Apple moved the firm holding most of its huge untaxed offshore cash reserve to the Channel Island, allowing it to avoid billions of tax around the world – but has insisted the secretive new structure had not cut its taxes.

It told the BBC it remained the world’s largest taxpayer, paying about £26bn in corporation tax over the past three years and that it had followed the law.

The revelation is the latest from the Paradise Papers, a huge leak of financial documents that is throwing light on the world of offshore finance.

Until 2014, Apple had been exploiting a loophole in tax laws in the US and the Republic of Ireland known as the “double Irish”.

This allowed Apple to funnel all its sales outside of the Americas – currently about 55 per cent of its revenue – through Irish subsidiaries that incurred hardly any tax.

Instead of paying Irish corporation tax of 12.5 per cent, or the US rate of 35 per cent, its foreign tax payments rarely amounted to more than 5 per cent of its foreign profits – and dipped below 2 per cent in some years.

The European Commission calculated the rate of tax for one of Apple’s Irish companies for one year had been just 0.005 per cent.

After the EU announced in 2013 that it was investigating Apple’s Irish arrangement, the Irish government decided that firms incorporated there could no longer be stateless for tax purposes.

In order to keep its tax rates low, Apple needed to find an offshore financial centre that would serve as the tax residency for its Irish subsidiaries.

The Paradise papers, seen by the BBC, show that Apple chose Jersey, a UK Crown dependency that makes its own tax laws and has a 0 per cent corporate tax rate for foreign companies.

The documents show Apple’s two key Irish subsidiaries, Apple Operations International (AOI), believed to hold most of Apple’s massive $252bn (£191bn) overseas cash hoard, and Apple Sales International (ASI), were managed in Jersey from the start of 2015 until early 2016 – enabling Apple to continue avoiding billions in tax around the world.

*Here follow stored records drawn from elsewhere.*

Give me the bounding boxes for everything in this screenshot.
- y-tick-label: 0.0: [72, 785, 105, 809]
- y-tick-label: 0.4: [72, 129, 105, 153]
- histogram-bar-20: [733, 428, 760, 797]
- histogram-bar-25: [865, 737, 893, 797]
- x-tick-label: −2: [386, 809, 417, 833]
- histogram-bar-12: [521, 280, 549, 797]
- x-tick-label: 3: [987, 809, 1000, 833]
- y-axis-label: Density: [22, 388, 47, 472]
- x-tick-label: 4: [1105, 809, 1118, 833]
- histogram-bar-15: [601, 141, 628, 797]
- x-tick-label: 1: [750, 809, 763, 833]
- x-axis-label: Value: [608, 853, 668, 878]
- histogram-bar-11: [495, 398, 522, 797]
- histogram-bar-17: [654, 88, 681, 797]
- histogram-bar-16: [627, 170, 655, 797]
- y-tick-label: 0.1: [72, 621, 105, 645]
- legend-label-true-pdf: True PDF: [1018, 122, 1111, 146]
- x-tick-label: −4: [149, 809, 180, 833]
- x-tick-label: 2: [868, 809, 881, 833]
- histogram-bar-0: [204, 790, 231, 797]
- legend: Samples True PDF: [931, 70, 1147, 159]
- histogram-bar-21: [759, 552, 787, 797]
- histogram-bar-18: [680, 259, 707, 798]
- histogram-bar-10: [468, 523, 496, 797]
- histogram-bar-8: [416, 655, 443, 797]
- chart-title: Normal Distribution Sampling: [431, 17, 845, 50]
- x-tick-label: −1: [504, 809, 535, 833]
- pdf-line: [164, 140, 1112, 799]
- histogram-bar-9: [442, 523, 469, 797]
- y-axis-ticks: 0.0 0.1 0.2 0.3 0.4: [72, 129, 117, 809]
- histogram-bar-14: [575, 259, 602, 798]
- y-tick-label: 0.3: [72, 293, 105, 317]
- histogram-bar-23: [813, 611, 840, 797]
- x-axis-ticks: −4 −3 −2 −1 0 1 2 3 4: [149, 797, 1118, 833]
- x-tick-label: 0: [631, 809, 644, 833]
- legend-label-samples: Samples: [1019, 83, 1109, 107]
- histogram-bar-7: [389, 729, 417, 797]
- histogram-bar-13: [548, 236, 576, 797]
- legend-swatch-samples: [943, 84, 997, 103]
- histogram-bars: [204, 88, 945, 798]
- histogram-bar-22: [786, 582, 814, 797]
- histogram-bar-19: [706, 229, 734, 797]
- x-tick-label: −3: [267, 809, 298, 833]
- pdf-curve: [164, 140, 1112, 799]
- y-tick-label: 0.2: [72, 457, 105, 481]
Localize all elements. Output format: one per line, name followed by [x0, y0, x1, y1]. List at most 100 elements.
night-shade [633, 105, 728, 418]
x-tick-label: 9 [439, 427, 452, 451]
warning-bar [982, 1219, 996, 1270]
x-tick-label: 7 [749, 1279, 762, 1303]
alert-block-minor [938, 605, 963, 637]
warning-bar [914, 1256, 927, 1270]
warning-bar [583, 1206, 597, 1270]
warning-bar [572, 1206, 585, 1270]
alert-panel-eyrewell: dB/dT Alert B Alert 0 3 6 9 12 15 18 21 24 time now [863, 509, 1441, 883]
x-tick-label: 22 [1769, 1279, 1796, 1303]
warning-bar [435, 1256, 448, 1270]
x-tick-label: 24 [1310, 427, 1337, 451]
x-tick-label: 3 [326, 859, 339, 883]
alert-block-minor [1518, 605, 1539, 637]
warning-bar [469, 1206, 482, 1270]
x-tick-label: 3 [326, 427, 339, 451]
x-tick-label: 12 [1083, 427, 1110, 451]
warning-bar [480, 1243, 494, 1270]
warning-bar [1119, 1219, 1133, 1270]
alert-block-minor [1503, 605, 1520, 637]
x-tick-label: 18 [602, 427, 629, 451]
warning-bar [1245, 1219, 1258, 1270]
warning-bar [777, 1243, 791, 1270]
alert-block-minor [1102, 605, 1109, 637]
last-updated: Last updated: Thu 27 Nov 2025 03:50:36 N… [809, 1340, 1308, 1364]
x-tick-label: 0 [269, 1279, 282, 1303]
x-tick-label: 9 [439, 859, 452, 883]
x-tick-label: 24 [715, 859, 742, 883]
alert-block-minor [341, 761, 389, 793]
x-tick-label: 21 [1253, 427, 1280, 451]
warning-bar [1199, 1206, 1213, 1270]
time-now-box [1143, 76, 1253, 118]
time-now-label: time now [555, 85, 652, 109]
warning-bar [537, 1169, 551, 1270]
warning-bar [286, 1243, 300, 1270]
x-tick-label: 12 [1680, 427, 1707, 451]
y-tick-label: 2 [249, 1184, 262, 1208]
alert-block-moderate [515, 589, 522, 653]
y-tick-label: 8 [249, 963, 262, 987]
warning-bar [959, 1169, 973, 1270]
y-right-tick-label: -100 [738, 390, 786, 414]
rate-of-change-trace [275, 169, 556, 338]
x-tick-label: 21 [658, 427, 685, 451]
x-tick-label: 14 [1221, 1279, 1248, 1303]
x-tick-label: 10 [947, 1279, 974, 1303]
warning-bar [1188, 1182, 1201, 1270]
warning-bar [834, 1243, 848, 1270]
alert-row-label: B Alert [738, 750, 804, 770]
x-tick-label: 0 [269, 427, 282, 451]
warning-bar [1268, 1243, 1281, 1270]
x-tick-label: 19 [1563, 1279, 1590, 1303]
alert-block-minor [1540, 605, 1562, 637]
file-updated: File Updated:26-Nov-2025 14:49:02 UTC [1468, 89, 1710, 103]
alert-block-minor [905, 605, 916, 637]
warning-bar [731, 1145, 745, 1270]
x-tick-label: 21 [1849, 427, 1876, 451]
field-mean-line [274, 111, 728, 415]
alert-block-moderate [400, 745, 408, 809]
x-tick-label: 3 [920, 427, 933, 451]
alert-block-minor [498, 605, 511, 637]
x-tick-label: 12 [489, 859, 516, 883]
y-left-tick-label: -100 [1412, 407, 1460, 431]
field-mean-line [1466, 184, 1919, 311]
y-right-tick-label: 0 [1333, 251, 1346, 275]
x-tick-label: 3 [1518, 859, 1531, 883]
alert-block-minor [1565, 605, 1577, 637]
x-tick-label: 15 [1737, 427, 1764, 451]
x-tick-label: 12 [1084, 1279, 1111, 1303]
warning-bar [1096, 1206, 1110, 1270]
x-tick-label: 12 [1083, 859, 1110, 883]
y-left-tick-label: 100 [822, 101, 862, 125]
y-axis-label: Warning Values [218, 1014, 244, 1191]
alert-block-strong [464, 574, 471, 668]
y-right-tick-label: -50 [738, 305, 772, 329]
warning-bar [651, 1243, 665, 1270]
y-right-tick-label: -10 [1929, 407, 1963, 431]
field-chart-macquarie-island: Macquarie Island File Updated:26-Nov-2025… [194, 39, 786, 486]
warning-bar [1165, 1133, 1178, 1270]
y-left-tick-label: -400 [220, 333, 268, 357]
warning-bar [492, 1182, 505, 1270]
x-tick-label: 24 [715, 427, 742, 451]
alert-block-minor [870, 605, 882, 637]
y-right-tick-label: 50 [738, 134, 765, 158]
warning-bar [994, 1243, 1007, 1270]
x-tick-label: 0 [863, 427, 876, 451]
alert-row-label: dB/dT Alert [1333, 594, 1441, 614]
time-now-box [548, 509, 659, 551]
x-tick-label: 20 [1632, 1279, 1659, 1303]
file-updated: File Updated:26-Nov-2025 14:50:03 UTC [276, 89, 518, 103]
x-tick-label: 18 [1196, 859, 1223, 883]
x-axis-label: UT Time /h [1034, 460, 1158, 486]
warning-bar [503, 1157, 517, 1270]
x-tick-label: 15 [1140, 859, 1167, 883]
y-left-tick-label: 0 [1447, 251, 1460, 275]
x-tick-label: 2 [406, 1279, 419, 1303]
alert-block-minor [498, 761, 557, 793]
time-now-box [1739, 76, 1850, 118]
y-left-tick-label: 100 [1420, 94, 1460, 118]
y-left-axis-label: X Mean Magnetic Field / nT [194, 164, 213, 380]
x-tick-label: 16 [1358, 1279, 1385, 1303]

Apple’s 2017 accounts showed they made $44.7bn (£33.9bn) outside the US and paid just $1.65bn (£1.25bn) in taxes to foreign governments, a rate of around 3.7 per cent – less than a sixth of the average rate of corporation tax in the world.

The Jersey connection has been revealed after Apple’s legal advisers, in March 2014, sent a questionnaire to Appleby, a leading offshore finance law firm and source of much of the Paradise Papers leak.

It asked what benefits different offshore jurisdictions – the British Virgin Islands, Bermuda, the Cayman Islands, Mauritius, the Isle of Man, Jersey and Guernsey – could offer Apple.

The document asked key questions such as was it possible to “obtain an official assurance of tax exemption” and could it be confirmed that an Irish company might “conduct management activities … Without being subject to taxation in your jurisdiction”.

Leaked emails also make it clear that Apple wanted to keep the move secret and for it “only to be discussed among personnel who need to know”.

The 13.4 million documents were obtained by the German daily Süddeutsche Zeitung and shared with other international media organisations.

Apple has responded to the reports, saying the company “pays every dollar it owes in every country around the world”.

In a lengthy statement, the firm reposted parts of a statement it had put out in response to a New York Times story on the company's tax arrangements last month. It said: “We’re proud of the economic contributions we make to the countries and communities where we do business.”

“The debate over Apple’s taxes is not about how much we owe but where we owe it. As the largest taxpayer in the world we’ve paid over $35 billion in corporate income taxes over the past three years, plus billions of dollars more in property tax, payroll tax, sales tax and VAT. We believe every company has a responsibility to pay the taxes they owe and we’re proud of the economic contributions we make to the countries and communities where we do business.

“Under the current international tax system, profits are taxed based on where the value is created. The taxes Apple pays to countries around the world are based on that principle. The vast majority of the value in our products is indisputably created in the United States — where we do our design, development, engineering work and much more — so the majority of our taxes are owed to the US.”